Can we get more clarity on what this parternrship involved? While I understand why this can be considered as a first step towards the binary packages making it to cache.nixos.org, it still isn’t clear to me why the foundation and the SC had to be involved on a matter involving a third party cache (cache.flox.dev).

As a bonus to why this feels weird, the only mention of Nix on the Nvidia announcement points to the unofficial wiki instead of wiki.nixos.org.

4 Likes

Yes, you are right, to trigger the substitution of cuda enabled packages, nixpkgs needs to be configured to evaluate to pacakges with cuda enabled.
When using Flox this is already done for pacakges in the flox-cuda/* catalog, nix users need to set this accordingly.
We’ll update the docs, thanks for flagging!

1 Like

To avoid the cross reference, the same instructions as for the nix-community cache apply:

Mind that flox tracks nixpkgs’ “nixos-unstable” channel in github:flox/nixpkgs, so if evaluations of your nixpkgs reference differ (i.e. revisions that are not yet built by flox) you might need to follow github:flox/nixpkgs/unstable.

1 Like

It’s a legal requirement on NVIDIAs side. They have agreements with customers that there is someone that is legal liable. So when they allow other vendors to ship their software they need to be liable as well. In particular they want a for-profit company that can be sued in case something goes wrong with the packaging.

4 Likes

Definitely. Two reasons (and I’ll keep it short :sweat_smile:).
First, I’m a big believer in open, transparent collaboration with the community. As soon as this started to look real, I wanted the right folks looped in Foundation, SC, the Nix CUDA team so we could include their opinions and ship something that actually works for users. Where possible, we set Flox up to carry the legal/financial/infra lift so the first step would be easy for everyone else. In my mind this is also the beta testing grounds for future plans around working with orgs/community. (As always all feedback welcome!)
Second, when a company the size of NVIDIA puts an “official” stamp on something, it can create pressure on the ecosystem. We have to be thoughtful about that. Bringing the community groups in early kept us aligned, avoided surprises for the CUDA team, and made them true partners in the work (they did a ton).
Hope that gives a clearer view into my thinking.

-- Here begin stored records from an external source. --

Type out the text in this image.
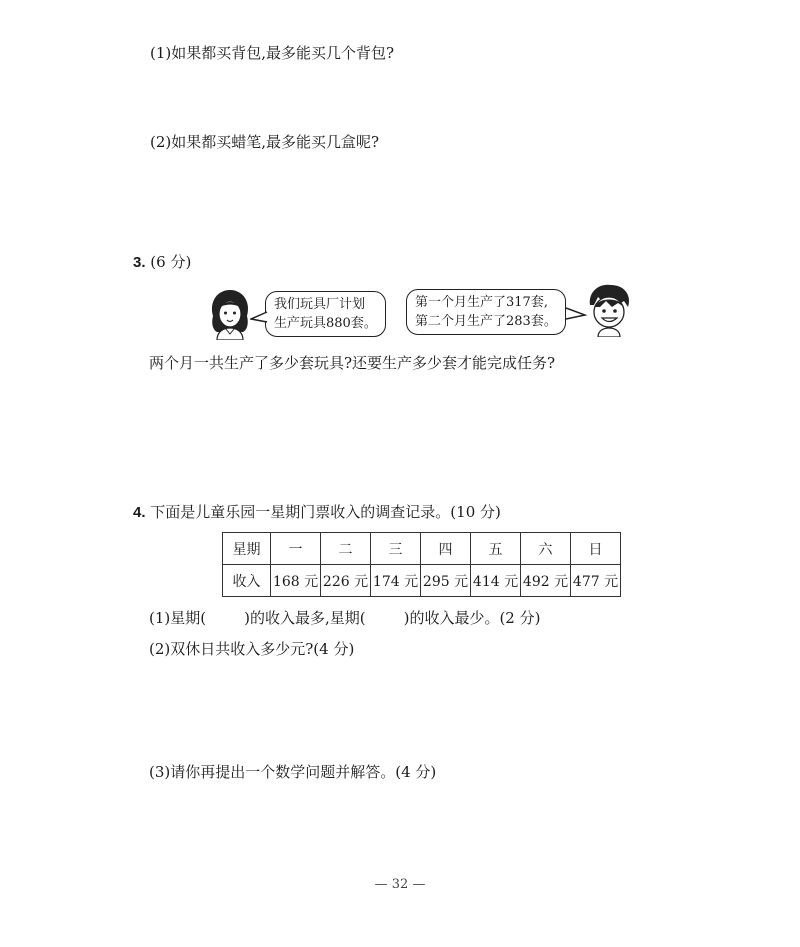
(1)如果都买背包,最多能买几个背包?
(2)如果都买蜡笔,最多能买几盒呢?
3. (6 分)
我们玩具厂计划
生产玩具880套。
第一个月生产了317套,
第二个月生产了283套。
两个月一共生产了多少套玩具?还要生产多少套才能完成任务?
4. 下面是儿童乐园一星期门票收入的调查记录。(10 分)
星期	一	二	三	四	五	六	日
收入	168 元	226 元	174 元	295 元	414 元	492 元	477 元
(1)星期(	)的收入最多,星期(	)的收入最少。(2 分)
(2)双休日共收入多少元?(4 分)
(3)请你再提出一个数学问题并解答。(4 分)
— 32 —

Also, great catch on the link. I just asked them to change that.

12 Likes

I must say, @ron , when you came up on the scene and was suddenly inducted into Foundation, I was sceptical on why an outsider is given such prominence.

While I have reservations about flox in particular, having you around has helped the community and I’m thankful about the way this particular task was accomplished. Well done!

2 Likes

Means a lot @payas, thanks.

2 Likes

Thank you for the succinct reply.

Having re-read the roles of the Foundation and SC’s, I think it aligns 100% with what you wrote. Under this light, I agree it is a good idea to get people involved early on in the process.

I had missed how much focus the board and the SC is supposed to give to partnerships with the private sector according to their responsibilites, hence my initial question.

This is what tripped me up initially, why the foundation had to be involved if things would be taken care of by Flox. Mic92’s comment answered this for me and your point on making the first step easier also makes sense given this context.

Agreed. I think Serge put it nicely, this is a political advancement, both for Flox and the Foundation.

It does, again thank you.

3 Likes

Shouldn’t this be added to CUDA - NixOS Wiki?

2 Likes